Bagikan:

JAKARTA - Takjil yang tidak memenuhi standar keamanan pangan dapat berdampak buruk bagi kesehatan. Penggunaan bahan berbahaya seperti formalin, boraks, dan pewarna tekstil dalam makanan bisa menyebabkan gangguan pencernaan, kerusakan organ, bahkan meningkatkan risiko kanker. Oleh karena itu, masyarakat perlu lebih waspada dalam memilih takjil untuk berbuka puasa.

Badan Pengawas Obat dan Makanan (BPOM) melaporkan hingga 5 Maret 2025, dari total 1.221 sampel takjil yang diuji, sebanyak 1.193 sampel atau 97,71 persen dinyatakan memenuhi syarat, sementara 28 sampel atau 2,29 persen tidak layak konsumsi.

Dalam keterangannya di Jakarta pada Selasa, Kepala BPOM Taruna Ikrar menyampaikan bahwa pengujian dilakukan terhadap 592 pedagang di 127 lokasi pengawasan unit pelaksana teknis (UPT). Intensifikasi pengawasan makanan selama bulan Ramadan telah dimulai sejak 24 Februari 2025 di 76 UPT di seluruh Indonesia dan akan berlangsung hingga 26 Maret 2025.

Menurut Taruna, ditemukan bahan berbahaya seperti formalin pada tahu dan mi basah di Tangerang, Palembang, dan Jakarta Timur, dengan persentase sebesar 42,86 persen.

"Kemudian boraks (35,71 persen) ditemukan pada kerupuk dan mie di Lombok Tengah dan Manggarai Barat. Selanjutnya rodamin B (21,43 persen) pada kerupuk merah dan bubur pacar cina, terutama di wilayah Rejang Lebong dan Payakumbuh," ujar Taruna Ikrar.

Rodamin B merupakan pewarna tekstil yang dapat memicu gangguan kesehatan serius, termasuk risiko kanker jika dikonsumsi dalam jangka panjang. Oleh karena itu, BPOM mengimbau masyarakat untuk lebih berhati-hati dalam memilih makanan.

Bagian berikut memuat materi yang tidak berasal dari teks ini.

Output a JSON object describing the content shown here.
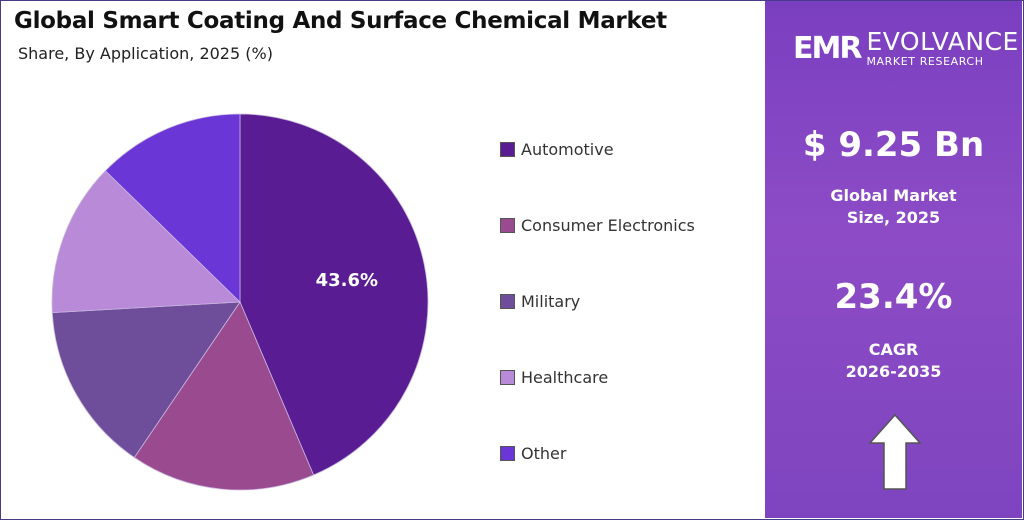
{
  "title": "Global Smart Coating And Surface Chemical Market",
  "subtitle": "Share, By Application, 2025 (%)",
  "chart_data": {
    "type": "pie",
    "title": "Global Smart Coating And Surface Chemical Market",
    "subtitle": "Share, By Application, 2025 (%)",
    "categories": [
      "Automotive",
      "Consumer Electronics",
      "Military",
      "Healthcare",
      "Other"
    ],
    "values": [
      43.6,
      15.9,
      14.6,
      13.2,
      12.7
    ],
    "colors": [
      "#5a1c92",
      "#9a4a8e",
      "#6e4d9a",
      "#b98ad8",
      "#6a36d6"
    ],
    "data_labels": [
      "43.6%",
      "",
      "",
      "",
      ""
    ],
    "legend_position": "right",
    "start": "top",
    "direction": "clockwise"
  },
  "panel": {
    "logo_mark": "EMR",
    "logo_name": "EVOLVANCE",
    "logo_sub": "MARKET RESEARCH",
    "market_size": "$ 9.25 Bn",
    "market_size_label_1": "Global Market",
    "market_size_label_2": "Size, 2025",
    "cagr": "23.4%",
    "cagr_label_1": "CAGR",
    "cagr_label_2": "2026-2035",
    "arrow_icon": "up-arrow-icon"
  }
}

Selain pengujian bahan berbahaya pada jajanan pasar, BPOM juga melakukan pengawasan terhadap produk pangan kemasan di ritel. Pemeriksaan mencakup izin edar, kondisi kemasan, serta tanggal kedaluwarsa guna mencegah peredaran produk ilegal dan berbahaya.

Taruna menekankan produk takjil yang tidak memiliki izin edar tergolong ilegal, sementara produk kedaluwarsa berisiko mengandung bakteri atau zat berbahaya lainnya.

Upaya pengawasan ini bertujuan untuk memastikan keamanan pangan bagi masyarakat, terutama selama Ramadan dan Idul Fitri. Pengawasan intensif juga dilakukan di beberapa pasar besar di Jakarta, seperti Pasar Rawamangun dan Pasar Bendungan Hilir, yang menjadi pusat penjualan takjil.

BPOM menerapkan dua metode utama dalam pengawasan, yaitu sampling dan intelijen. Dalam metode sampling, petugas turun langsung ke pasar dengan mengenakan atribut resmi BPOM untuk mengambil sampel makanan secara acak. Sementara itu, metode intelijen dilakukan dengan cara petugas membeli sampel makanan tanpa atribut BPOM guna memastikan pemantauan yang lebih mendalam.

Taruna juga mengingatkan masyarakat untuk selalu memerhatikan tanda-tanda keamanan pangan. Untuk makanan segar, penting untuk memeriksa warna, aroma, dan kebersihannya. Sementara untuk makanan kemasan, masyarakat diimbau untuk memeriksa kondisi kemasan, izin edar, label, dan tanggal kedaluwarsa sebelum membeli atau mengonsumsinya.